Cytochrome P450 (CYP) genes refer to such genes that encode a superfamily of iron-containing hemoproteins with a maximum absorption spectrum near 450 nm, often characterized by conserved Cys residue in hydrophobic pocket(s) . Most of the ORFs of CYP have three distinct characteristics used often for their identification and analysis, i.e., the I-helix of putative CYPs (a highly conserved threonine involved in oxygen activation), the conserved EXXR motif located in the K-helix and the cytochrome P450 cysteine heme-iron ligand signature motif (GXXXCXG, there are exceptions) . According to a widely-accepted taxonomy, CYPs within a family share more than 40% amino acid identity and members of subfamilies share more than 55% amino acid identity . Occasionally, the decision to accept a sequence in a known family depends greatly on how it clusters on a tree, not so much on the absolute amino acid identity .
CYPs have been confirmed existing in all eukaryotic (human, animals, plants, fungi, etc.) and prokaryotic organisms (bacteria, archaea, and even in viruse) [5–8]. They often are monooxygenases involved in oxidation of a range of endogenous compounds, such as cholesterol, lipids and steroidal hormones, as well as xenobiotics such as drugs and toxic chemicals in environment [9–11]. CYPs catalyse diverse reactions, including C-H hydroxylation, epoxidation, hetero-atom oxidation, aromatic ring oxidation and dealkylation [11–13]. In the catalytic reaction process of P450 monooxygenase, one atom of O2 is inserted into substrate while the other is reduced to H2O. CYP genes responsible for secondary metabolism are often laid in antibiotic biosynthetic gene clusters to catalyze stereo- and region- specific reaction of substrates to related derivatives.

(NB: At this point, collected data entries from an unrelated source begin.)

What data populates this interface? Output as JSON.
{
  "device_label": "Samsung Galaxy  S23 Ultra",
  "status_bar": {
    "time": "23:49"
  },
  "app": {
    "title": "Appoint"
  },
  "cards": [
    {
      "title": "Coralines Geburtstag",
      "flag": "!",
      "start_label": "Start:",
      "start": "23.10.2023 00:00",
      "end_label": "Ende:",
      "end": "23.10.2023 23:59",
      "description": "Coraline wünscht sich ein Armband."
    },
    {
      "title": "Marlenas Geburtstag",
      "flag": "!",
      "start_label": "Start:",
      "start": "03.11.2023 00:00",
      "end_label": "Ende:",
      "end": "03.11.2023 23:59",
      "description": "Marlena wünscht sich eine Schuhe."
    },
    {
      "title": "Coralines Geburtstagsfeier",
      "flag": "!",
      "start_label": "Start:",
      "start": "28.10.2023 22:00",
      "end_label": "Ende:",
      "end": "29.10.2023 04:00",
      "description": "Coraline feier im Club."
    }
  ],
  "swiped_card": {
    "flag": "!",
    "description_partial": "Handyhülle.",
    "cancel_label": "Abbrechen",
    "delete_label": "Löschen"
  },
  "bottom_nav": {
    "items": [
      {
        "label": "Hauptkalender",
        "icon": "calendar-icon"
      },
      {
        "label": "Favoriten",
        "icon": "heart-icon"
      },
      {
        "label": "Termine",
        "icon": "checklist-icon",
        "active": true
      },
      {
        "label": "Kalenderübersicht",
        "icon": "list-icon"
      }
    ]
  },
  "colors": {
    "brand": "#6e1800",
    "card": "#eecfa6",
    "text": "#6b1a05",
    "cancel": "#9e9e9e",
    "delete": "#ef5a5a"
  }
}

The biotransforming capabilities of bacterial CYPs have been widely elucidated. P450soy (CYP105D1) from Streptomyces griseus was involved in the degradation of a diverse array of complex agrochemicals and environmental pollutants . CYP105C1 from Actinomycete spp. had the ability to transform benanomicin A into two derivatives, 10-hydroxybenanomicin A and 11-O-demethylbenanomicin . The functions of related CYP107 family members have been reported. CYP107E from Micromonospora griseorubida was found to govern the hydroxylation and epoxidization in mycinamicin biosynthesis , P450 Terf (107 L) from Streptomyces platensis to catalyze hydroxylation of terfenadine  and hydroxylase PikC (107 L1) of Streptomyces venezuelae to convert narbomycin to picromycin . CYP124 of Mycobacterium tuberculosis demonstrated omega-hydroxylase activity of relevant methyl-branched lipids . YbdT (CYP152A) of Bacillus subtilis was involved in fatty acid beta-hydroxylation . CYP154 of Nocardia farcinica IFM10152 had the functions of the O-dealkylation and ortho-hydroxylation of formononetin  and 154H1 from Clostridium acetobutylicum performed biocatalytic reactions with different aliphatic and aromatic substrates .

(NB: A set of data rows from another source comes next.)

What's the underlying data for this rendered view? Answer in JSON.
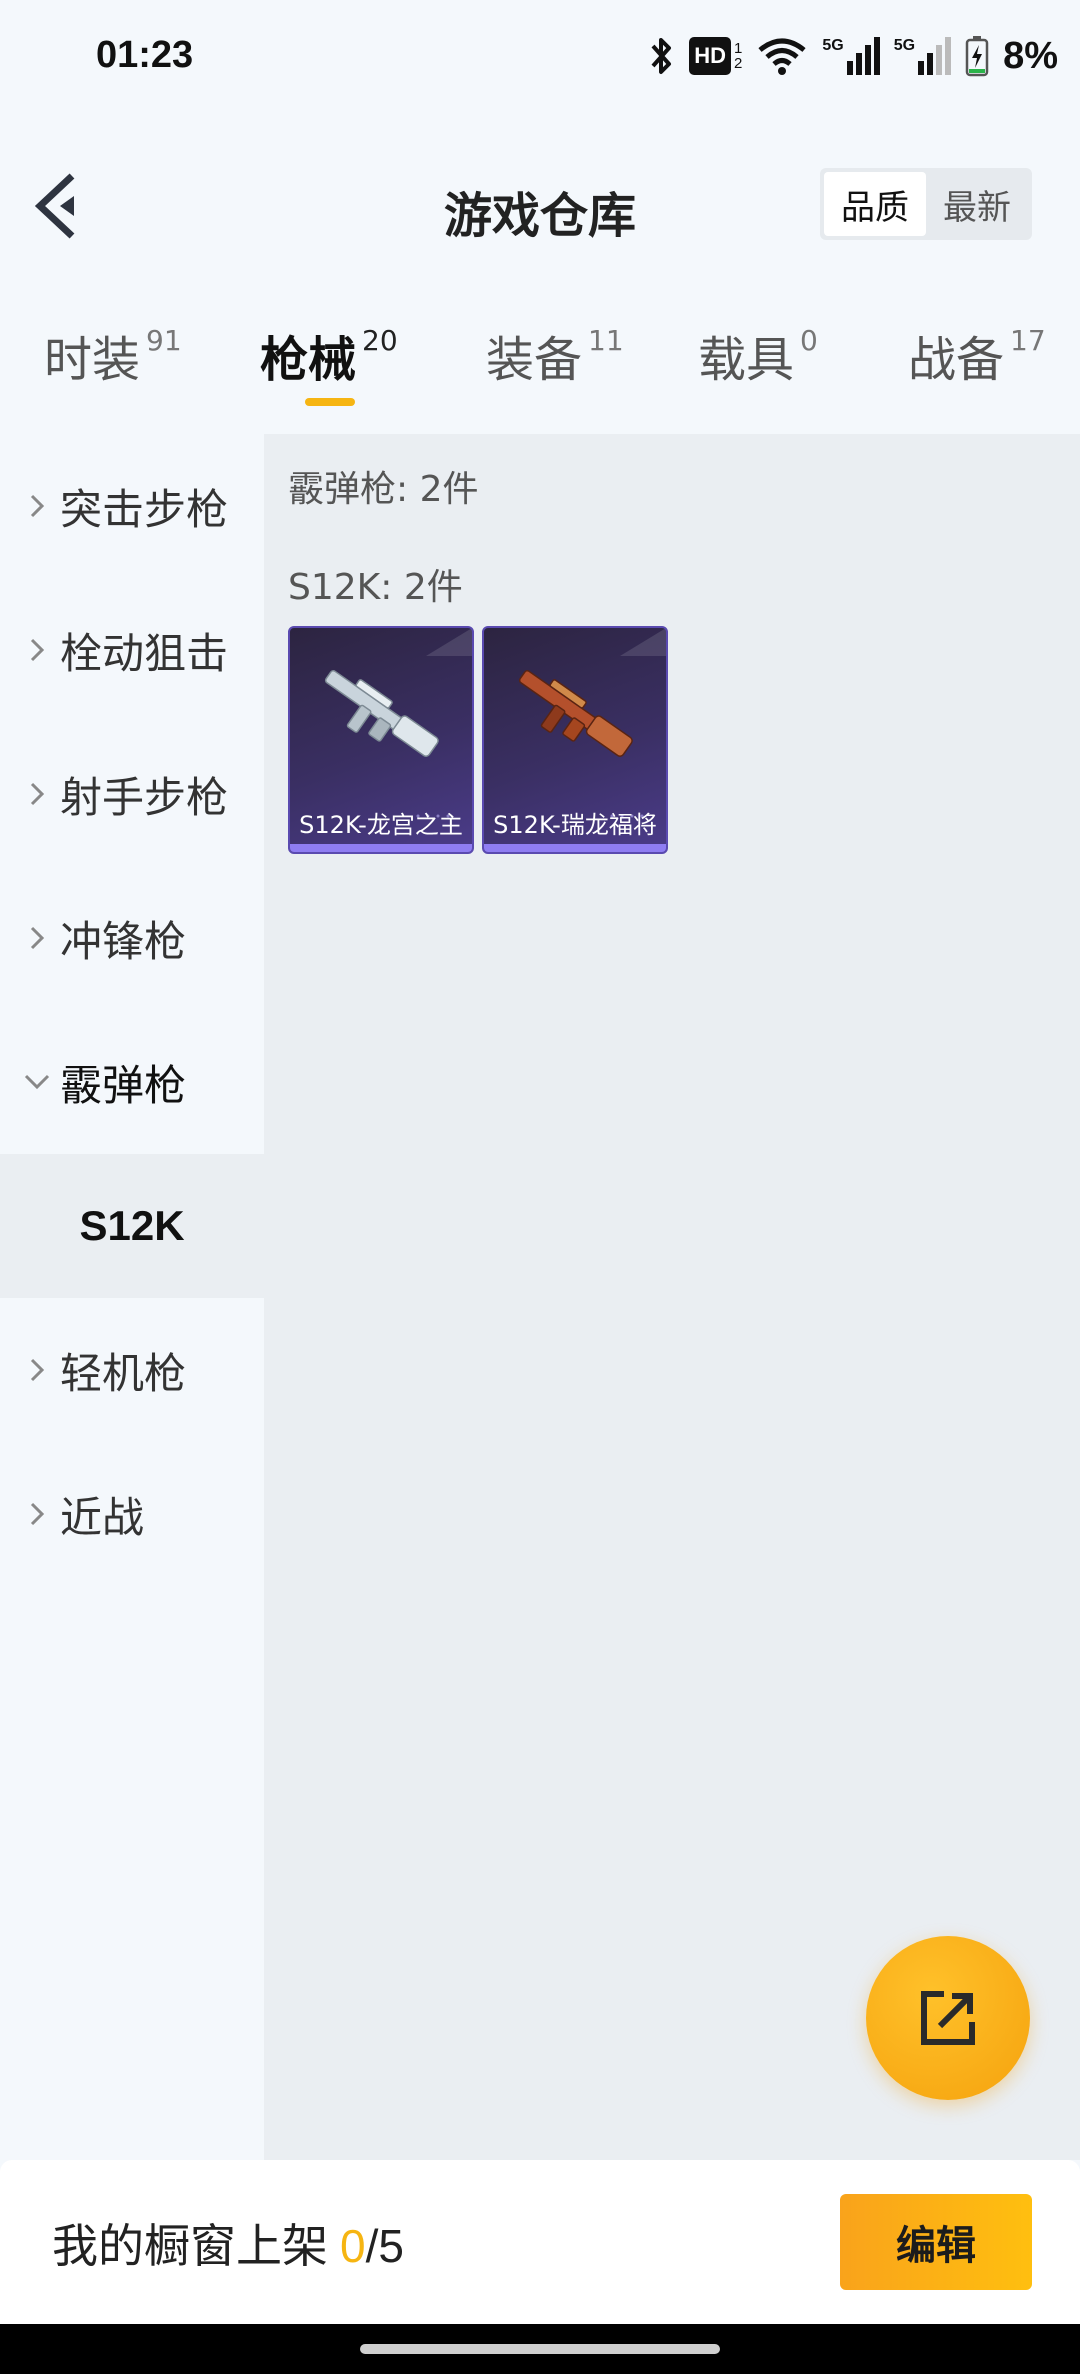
{
  "status_bar": {
    "time": "01:23",
    "hd_label": "HD",
    "net_a": "5G",
    "net_b": "5G",
    "battery": "8%"
  },
  "header": {
    "title": "游戏仓库",
    "sort_options": [
      "品质",
      "最新"
    ],
    "active_sort": "品质"
  },
  "tabs": [
    {
      "label": "时装",
      "count": "91"
    },
    {
      "label": "枪械",
      "count": "20"
    },
    {
      "label": "装备",
      "count": "11"
    },
    {
      "label": "载具",
      "count": "0"
    },
    {
      "label": "战备",
      "count": "17"
    }
  ],
  "active_tab": "枪械",
  "sidebar": {
    "items": [
      {
        "label": "突击步枪"
      },
      {
        "label": "栓动狙击"
      },
      {
        "label": "射手步枪"
      },
      {
        "label": "冲锋枪"
      },
      {
        "label": "霰弹枪"
      },
      {
        "label": "轻机枪"
      },
      {
        "label": "近战"
      }
    ],
    "expanded": "霰弹枪",
    "sub_item": "S12K"
  },
  "content": {
    "group_title": "霰弹枪: 2件",
    "sub_title": "S12K: 2件",
    "items": [
      {
        "name": "S12K-龙宫之主",
        "skin_color": "#c9d4dc"
      },
      {
        "name": "S12K-瑞龙福将",
        "skin_color": "#b4502c"
      }
    ]
  },
  "bottom": {
    "shelf_label": "我的橱窗上架",
    "shelf_count": "0",
    "shelf_total": "/5",
    "edit_label": "编辑"
  },
  "colors": {
    "accent": "#f6b512",
    "card_purple": "#3a2f63"
  }
}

Genome sequencing is an effective way to predict and annotate all the possible CYPs genes in an organism. Streptomyces coelicolor A3 (2), a typical strain which is often used for the study of physiological function and antibiotic production, is the first Streptomyces species sequenced in 2001. Its linear chromosome is 8.7 Mb  which contains 7825 open reading frames (ORFs) with 18 putative CYPs . S. avermitilis, known for producing the antiparasitic agent avermectin, contains 7600 ORFs with 33 putative CYPs in the 9 Mb chromosomes [25, 26]. The genome of Streptomyces peucetius ATCC27592 with the size of 8.7 Mb contains 19 putative CYPs .
S. virginiae IBL14, isolated from activated sludge for treatment of waste from a steroidal drug factory, is an effective degradative strain of various steroidal compounds, including progesterone, isotestosterone, dihydrotestosterone, hydrocortisone, cholesterol and ostrone . To comprehensively understand the function of CYPs of S. virginiae IBL14 in degradation and biotransformation of diosgenin, the whole genome sequencing of S. virginiae IBL14 isolated by our lab was carried out for the first time. Using in silico technology, we predict and annotate all of the putative CYPs of S. virginiae IBL14 and analyze these CYPs evolutionarily and functionally via comparison with those of other Streptomyces species. Furthermore, functions and characteristics of CYP genes svh01 and CYP svu022 in this strain are experimentally identified and analyzed.